After five years of high school the final November arrives
and leaves as suddenly as a spring storm. Exams. Graduation.
Huge beach parties. Biggie and me, we're feverish with anticipation;
we steel ourselves for a season of pandemonium. But
after the initial celebrations, nothing really happens, not even
summer itself. Week after week an endless misting drizzle
wafts in from the sea. It beads in our hair and hangs from the
tips of our noses while we trudge around town in the vain
hope of scaring up some action. The southern sky presses
down and the beaches and bays turn the colour of dirty tin.
Somehow our crappy Saturday job at the meatworks becomes
full-time and then Christmas comes and so do the dreaded
exam results. The news is not good. A few of our classmates
pack their bags for university and shoot through. Cheryl
Button gets into Medicine. Vic Lang, the copper's kid, is dux
of the school and doesn't even stay for graduation. And suddenly
there we are, Biggie and me, heading to work every
morning in a frigid wind in the January of our new lives, still
in jeans and boots and flannel shirts, with beanies on our
heads and the horizon around our ears.
The job mostly consists of hosing blood off the floors.
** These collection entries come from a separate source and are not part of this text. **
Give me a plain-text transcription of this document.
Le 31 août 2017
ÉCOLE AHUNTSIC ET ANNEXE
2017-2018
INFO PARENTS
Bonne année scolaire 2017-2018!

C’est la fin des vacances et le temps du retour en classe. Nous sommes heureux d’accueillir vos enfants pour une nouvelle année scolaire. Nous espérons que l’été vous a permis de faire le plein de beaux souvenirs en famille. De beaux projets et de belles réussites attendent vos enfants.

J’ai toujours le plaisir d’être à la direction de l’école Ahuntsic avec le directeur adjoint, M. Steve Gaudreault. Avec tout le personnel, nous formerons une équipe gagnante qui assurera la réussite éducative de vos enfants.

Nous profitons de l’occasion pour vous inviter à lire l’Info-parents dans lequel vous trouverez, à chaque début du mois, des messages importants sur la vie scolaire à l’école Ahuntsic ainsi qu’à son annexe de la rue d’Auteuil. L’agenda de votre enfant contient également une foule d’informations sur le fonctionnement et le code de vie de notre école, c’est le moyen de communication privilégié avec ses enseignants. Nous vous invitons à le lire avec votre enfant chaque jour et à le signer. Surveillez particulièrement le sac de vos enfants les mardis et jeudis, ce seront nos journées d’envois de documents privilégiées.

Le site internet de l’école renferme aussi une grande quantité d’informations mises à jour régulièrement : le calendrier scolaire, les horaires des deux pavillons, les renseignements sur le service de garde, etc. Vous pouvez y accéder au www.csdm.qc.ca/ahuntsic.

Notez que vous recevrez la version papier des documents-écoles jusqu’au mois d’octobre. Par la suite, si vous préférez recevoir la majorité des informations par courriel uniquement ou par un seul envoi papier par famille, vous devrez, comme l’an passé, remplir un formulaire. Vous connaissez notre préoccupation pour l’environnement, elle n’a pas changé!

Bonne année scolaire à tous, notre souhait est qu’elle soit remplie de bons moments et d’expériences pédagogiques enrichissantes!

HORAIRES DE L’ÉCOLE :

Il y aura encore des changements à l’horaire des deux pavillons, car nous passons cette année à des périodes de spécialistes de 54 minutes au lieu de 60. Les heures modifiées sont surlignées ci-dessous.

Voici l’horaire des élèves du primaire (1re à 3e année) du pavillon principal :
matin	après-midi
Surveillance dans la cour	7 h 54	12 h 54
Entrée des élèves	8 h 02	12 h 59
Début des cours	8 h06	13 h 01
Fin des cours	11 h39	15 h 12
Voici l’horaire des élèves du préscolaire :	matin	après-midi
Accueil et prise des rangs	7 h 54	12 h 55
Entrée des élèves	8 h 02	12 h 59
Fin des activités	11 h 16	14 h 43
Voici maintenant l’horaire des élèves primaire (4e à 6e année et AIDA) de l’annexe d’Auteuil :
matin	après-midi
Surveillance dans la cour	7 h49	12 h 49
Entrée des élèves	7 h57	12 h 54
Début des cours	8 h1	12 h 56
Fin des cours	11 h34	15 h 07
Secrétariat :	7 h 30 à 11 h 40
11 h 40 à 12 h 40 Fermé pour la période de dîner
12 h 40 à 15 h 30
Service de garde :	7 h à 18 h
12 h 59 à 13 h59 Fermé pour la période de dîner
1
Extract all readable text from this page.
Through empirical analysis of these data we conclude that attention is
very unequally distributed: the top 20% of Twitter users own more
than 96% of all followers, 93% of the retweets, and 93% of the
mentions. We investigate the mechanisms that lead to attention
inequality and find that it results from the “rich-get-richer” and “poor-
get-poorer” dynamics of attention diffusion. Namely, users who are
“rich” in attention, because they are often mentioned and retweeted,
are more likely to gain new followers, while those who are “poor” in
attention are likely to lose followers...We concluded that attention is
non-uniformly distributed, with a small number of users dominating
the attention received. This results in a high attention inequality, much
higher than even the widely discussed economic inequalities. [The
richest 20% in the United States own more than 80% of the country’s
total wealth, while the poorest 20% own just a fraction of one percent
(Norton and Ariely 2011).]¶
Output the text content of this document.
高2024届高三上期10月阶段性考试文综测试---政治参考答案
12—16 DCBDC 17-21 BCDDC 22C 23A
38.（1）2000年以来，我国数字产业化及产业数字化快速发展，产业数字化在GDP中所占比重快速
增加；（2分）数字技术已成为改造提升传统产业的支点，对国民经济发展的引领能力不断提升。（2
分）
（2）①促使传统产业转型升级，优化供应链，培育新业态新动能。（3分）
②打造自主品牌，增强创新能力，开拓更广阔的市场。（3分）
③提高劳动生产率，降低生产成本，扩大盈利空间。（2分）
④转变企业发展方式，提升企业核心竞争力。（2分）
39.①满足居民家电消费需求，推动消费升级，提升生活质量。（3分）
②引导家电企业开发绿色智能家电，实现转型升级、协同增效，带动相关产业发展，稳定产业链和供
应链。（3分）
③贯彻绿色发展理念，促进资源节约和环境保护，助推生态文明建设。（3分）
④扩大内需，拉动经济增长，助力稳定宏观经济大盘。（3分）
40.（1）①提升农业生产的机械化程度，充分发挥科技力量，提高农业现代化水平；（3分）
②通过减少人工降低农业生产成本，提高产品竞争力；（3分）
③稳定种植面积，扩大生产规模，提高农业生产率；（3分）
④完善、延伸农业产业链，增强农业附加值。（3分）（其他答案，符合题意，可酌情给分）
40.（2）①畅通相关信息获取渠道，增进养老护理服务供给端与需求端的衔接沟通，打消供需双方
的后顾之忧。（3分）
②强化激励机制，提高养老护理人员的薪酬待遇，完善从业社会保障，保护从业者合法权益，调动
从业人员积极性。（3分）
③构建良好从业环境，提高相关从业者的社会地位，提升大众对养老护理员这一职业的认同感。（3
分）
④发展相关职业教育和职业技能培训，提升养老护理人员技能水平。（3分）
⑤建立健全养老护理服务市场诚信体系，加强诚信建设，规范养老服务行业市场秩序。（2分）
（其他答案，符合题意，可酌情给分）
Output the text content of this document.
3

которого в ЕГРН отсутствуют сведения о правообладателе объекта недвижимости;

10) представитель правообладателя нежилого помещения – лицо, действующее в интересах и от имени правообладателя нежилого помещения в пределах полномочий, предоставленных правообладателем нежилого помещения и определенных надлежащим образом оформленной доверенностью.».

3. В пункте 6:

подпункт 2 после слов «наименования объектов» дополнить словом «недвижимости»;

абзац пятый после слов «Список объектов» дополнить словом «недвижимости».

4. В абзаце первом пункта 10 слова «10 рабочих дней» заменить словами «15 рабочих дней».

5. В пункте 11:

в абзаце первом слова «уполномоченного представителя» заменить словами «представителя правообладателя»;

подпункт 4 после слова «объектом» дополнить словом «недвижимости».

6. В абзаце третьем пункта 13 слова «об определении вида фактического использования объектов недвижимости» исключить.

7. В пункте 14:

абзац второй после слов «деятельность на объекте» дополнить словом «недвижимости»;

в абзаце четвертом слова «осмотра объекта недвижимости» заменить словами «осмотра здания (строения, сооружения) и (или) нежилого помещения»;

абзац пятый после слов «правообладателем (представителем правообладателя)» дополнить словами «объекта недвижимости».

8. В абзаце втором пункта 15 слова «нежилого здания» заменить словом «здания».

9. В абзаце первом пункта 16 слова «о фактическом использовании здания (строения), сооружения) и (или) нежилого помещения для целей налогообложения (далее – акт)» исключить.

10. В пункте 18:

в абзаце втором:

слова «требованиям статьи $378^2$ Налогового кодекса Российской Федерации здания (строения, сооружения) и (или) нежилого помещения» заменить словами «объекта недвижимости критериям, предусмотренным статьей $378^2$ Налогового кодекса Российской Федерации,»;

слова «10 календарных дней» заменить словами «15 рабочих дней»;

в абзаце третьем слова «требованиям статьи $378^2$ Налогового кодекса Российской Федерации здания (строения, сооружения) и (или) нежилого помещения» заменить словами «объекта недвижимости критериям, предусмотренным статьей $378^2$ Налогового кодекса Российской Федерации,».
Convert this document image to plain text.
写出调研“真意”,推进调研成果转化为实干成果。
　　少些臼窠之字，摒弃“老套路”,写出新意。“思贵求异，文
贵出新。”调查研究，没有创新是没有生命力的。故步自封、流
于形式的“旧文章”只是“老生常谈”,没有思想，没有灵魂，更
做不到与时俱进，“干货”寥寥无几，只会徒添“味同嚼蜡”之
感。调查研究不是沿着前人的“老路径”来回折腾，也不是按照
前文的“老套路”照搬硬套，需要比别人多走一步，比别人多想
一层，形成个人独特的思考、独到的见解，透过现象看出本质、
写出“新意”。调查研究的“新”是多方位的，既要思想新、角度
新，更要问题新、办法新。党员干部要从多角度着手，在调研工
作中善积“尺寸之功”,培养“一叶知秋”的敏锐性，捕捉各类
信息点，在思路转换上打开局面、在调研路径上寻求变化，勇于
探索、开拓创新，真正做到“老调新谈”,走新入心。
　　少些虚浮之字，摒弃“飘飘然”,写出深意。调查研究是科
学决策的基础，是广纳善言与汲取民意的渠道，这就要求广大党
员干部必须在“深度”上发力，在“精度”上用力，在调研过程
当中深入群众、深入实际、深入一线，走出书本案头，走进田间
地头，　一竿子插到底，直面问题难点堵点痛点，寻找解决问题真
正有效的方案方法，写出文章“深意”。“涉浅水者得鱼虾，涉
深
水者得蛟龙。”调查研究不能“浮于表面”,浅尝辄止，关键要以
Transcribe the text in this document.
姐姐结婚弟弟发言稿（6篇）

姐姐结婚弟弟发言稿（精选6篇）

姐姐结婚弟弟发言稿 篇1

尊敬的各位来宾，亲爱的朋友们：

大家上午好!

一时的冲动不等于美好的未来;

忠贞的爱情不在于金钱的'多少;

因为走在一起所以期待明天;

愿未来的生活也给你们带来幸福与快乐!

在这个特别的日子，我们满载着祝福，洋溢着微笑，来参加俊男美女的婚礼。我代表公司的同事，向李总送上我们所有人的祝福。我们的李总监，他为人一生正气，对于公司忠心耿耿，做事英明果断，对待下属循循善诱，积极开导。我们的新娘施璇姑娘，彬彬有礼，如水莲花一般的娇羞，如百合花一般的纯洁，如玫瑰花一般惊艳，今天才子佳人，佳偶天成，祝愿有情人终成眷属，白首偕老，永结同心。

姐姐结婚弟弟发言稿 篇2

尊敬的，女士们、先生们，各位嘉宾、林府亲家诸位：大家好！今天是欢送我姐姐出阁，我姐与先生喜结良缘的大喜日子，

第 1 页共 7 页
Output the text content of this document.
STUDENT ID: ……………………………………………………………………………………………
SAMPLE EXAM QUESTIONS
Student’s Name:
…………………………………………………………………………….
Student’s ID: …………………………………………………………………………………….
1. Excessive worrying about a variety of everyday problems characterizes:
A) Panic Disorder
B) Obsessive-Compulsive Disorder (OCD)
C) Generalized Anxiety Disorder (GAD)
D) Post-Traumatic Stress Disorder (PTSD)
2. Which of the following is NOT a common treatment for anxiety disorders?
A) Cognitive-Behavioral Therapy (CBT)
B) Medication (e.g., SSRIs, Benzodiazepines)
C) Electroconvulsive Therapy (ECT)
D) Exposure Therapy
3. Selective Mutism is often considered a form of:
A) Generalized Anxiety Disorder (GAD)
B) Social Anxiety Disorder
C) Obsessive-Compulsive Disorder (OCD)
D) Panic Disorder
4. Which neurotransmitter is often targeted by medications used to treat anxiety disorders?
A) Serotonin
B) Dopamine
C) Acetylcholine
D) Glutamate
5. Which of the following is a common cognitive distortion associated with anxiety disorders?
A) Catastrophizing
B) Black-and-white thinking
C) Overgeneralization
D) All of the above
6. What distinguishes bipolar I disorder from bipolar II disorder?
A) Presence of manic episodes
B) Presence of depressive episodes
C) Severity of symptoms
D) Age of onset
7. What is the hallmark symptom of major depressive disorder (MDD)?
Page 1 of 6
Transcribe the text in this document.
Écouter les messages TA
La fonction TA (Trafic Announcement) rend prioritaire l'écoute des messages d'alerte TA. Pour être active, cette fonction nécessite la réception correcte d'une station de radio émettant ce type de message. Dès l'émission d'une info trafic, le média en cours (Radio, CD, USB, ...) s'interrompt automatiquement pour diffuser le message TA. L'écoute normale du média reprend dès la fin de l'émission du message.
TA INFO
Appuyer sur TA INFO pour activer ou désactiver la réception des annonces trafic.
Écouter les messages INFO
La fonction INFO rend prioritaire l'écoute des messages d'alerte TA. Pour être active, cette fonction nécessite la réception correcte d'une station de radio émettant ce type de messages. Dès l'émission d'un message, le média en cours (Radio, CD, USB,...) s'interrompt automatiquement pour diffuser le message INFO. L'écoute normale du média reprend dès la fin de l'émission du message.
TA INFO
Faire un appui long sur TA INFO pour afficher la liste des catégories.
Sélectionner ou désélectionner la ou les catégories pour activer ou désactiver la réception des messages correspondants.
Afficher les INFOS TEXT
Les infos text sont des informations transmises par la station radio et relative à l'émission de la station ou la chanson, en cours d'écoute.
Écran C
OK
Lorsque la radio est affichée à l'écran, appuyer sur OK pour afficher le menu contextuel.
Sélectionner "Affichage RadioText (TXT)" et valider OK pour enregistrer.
Plumes of the stuff go into the harbour and old men sit in
dinghies offshore to catch herring in the slick. Some days I can
see me and Biggie out there as old codgers, anchored to the
friggin place, stuck forever. Our time at the meatworks is
supposed to be temporary. We're saving for a car, the V-8
Sandman we've been promising ourselves since we were fourteen.
Mag wheels, a lurid spray job like something off a Yes
album and a filthy great mattress in the back. A chick magnet,
that's what we want. Until now we've had a biscuit tin full of
twos and fivers but now we're making real money.